Not only does the presence of islet autoantibodies have prognostic significance, selected patients may be eligible for teplizumab (Tzield), a monoclonal antibody approved by the U.S. Food and Drug Administration in 2022 to delay the onset of type 2 diabetes in high-risk individuals. An international randomized, placebo-controlled trial tested a 14-day intravenous infusion of teplizumab in 76 nondiabetic relatives of patients with type 1 diabetes (including 55 children 8 to 17 years of age) with two or more autoantibodies and impaired glucose tolerance. The intervention group had a median time to diagnosis of type 1 diabetes of 48.4 months, compared with 24.4 months in the placebo group. A subsequent trial showed that teplizumab preserves β-cell function in patients with newly diagnosed type 1 diabetes but does not improve clinical outcomes.

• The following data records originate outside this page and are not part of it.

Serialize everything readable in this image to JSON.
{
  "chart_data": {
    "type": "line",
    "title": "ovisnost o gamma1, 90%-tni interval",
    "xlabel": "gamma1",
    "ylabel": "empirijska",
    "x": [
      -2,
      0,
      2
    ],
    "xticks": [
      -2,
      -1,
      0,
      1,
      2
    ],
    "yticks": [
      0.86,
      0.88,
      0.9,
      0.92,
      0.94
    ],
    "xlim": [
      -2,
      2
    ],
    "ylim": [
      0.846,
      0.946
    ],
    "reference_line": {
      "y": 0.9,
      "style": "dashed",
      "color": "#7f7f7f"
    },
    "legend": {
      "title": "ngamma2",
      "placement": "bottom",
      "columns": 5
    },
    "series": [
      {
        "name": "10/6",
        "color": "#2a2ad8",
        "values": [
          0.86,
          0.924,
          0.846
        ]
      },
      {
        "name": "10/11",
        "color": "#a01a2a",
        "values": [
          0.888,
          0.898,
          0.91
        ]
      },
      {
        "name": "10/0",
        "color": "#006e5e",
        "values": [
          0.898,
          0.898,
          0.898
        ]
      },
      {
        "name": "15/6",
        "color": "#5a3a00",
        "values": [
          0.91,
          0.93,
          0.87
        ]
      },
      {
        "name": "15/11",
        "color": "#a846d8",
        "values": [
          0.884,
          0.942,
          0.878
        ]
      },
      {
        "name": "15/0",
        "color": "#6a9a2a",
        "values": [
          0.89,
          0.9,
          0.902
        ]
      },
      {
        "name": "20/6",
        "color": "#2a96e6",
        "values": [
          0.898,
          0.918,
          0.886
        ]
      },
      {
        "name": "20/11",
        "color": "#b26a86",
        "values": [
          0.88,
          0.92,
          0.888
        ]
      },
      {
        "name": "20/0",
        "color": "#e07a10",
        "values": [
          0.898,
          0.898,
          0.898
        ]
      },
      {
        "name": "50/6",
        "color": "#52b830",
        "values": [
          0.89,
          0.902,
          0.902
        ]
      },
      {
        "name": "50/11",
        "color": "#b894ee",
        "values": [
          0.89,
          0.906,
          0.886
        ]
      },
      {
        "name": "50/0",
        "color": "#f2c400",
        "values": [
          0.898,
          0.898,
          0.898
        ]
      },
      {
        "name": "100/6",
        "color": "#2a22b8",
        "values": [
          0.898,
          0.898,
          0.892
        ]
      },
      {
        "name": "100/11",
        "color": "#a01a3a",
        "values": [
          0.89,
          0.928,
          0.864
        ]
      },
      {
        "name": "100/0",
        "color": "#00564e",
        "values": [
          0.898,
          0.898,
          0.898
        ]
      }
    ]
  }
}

Teplizumab’s exceptionally high price ($13,850 per vial; $194,000 for a 14-day course) and limited benefits—delaying type 1 diabetes onset for an average of 2 years—means that other strategies are needed to improve outcomes in at-risk children. Notably, 80% of patients with type 1 diabetes have no affected relatives. However, it is not known whether screening the general population for type 1 diabetes with genetic or autoantibody tests would lead to more benefits than harms.
One alternative to population-wide screening is using machine learning to predict type 1 diabetes in primary care. A June 2024 study in The Lancet used electronic health records from more than 2 million children in Wales to develop and validate a predictive algorithm for type 1 diabetes based on 26 symptoms, history elements, and timing of primary care visits. When the algorithm was set to generate an electronic alert at 10% of visits, 7 in 10 children with type 1 diabetes would have triggered an alert in the 90 days before diagnosis and been diagnosed an average of 9 days earlier. Fewer alerts (e.g., 5% of visits) reduced the number of early diagnoses. Although the researchers asserted that implementing the algorithm would “substantially reduce the proportion of patients with new-onset type 1 diabetes presenting in [DKA],” they acknowledged that further studies are needed to test the feasibility of this strategy and its relationship to “alert fatigue” and clinician burnout in practice.